Until archive data is available, Astrape can also store the current 0-hour Open-Meteo forecast as provisional truth with `source = open_meteo_zero_hour`. This gives the UI and future joins a near-real-time truth line. Archive truth remains separate with `source = open_meteo_archive`, so later modules can choose whether to prefer archive actuals over provisional 0-hour values.
Core fields:
- `resolved_at`
- `source`
- `temperature_c`
- `shortwave_radiation_w_m2`
The future predictor can join forecast points to truth by `target_at = resolved_at`.
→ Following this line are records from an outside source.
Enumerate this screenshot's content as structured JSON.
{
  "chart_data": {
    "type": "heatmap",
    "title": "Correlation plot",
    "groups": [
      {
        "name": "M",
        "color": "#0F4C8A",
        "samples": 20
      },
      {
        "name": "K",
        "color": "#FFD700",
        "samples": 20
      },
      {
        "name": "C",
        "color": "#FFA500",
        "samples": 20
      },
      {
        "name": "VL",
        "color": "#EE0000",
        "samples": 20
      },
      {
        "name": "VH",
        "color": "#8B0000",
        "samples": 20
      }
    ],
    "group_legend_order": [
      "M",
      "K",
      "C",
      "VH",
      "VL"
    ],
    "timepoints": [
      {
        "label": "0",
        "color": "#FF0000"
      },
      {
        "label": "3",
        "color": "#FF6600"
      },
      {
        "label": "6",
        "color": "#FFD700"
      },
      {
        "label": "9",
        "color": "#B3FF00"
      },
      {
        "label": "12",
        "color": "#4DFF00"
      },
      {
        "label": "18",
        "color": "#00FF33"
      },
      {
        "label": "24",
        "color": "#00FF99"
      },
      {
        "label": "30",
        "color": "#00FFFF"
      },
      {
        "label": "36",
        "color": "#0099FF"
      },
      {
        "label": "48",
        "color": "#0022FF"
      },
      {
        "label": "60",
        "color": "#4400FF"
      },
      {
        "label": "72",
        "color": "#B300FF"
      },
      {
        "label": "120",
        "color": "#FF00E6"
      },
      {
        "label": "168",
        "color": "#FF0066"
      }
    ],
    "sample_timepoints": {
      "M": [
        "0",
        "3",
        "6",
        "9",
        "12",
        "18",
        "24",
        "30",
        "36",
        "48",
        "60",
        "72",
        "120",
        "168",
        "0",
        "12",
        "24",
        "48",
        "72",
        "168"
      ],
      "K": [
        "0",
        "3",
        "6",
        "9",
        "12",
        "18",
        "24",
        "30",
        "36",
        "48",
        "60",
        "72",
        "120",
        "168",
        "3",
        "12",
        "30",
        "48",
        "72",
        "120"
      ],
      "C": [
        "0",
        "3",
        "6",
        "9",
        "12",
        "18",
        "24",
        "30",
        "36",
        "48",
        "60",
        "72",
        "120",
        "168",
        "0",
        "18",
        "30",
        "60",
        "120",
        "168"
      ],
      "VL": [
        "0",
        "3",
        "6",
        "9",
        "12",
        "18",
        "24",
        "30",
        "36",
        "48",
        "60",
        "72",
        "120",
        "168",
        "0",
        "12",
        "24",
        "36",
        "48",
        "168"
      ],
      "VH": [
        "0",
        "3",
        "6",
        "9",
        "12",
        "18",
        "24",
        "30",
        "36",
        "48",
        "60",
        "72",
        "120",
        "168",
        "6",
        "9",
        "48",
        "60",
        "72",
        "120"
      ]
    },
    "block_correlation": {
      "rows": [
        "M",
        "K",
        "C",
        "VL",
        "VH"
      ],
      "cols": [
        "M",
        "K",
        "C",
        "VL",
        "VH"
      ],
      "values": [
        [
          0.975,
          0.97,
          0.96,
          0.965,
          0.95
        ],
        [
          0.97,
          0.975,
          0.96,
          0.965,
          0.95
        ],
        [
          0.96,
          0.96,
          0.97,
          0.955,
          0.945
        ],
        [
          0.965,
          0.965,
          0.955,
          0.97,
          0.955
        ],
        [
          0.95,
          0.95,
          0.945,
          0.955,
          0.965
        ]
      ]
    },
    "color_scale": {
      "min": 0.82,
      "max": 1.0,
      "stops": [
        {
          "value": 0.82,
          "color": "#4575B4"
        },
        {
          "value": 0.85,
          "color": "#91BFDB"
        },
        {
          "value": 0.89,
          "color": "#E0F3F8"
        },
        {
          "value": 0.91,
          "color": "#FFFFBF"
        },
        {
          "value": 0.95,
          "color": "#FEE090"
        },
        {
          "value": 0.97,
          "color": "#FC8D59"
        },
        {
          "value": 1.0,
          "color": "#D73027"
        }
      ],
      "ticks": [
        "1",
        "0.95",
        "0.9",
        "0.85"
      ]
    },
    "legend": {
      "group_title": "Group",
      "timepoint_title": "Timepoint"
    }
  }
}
Open-Meteo archive data can lag behind current time depending on model availability, so the database daemon backfills a configurable historical window instead of assuming the last completed hour is immediately available.
## Visual Explorer
We should build a small web output for inspecting forecast history.
Useful first view:
- select a weather variable, such as temperature or shortwave radiation
- select forecast horizons, such as 2h and 4h
- overlay those horizon-specific external forecasts against resolved truth
- plot by `target_at`
Example:
```text
target_at on x-axis
temperature_c on y-axis
line 1: Open-Meteo forecast made 2 hours before target_at
line 2: Open-Meteo forecast made 4 hours before target_at
line 3: resolved truth
```
This visual layer should read from the cleaned weather database. It should not be part of the Open-Meteo client or parser.
## First Implementation Slice
1. Fetch one Open-Meteo-style hourly forecast run.
2. Parse it into forecast points.
3. Normalize the run through `WeatherBuilder`.
4. Store forecast points through `WeatherStore`.
5. Add resolved truth rows when we have a source for observed weather.
6. Build the visual explorer after forecast/truth storage exists.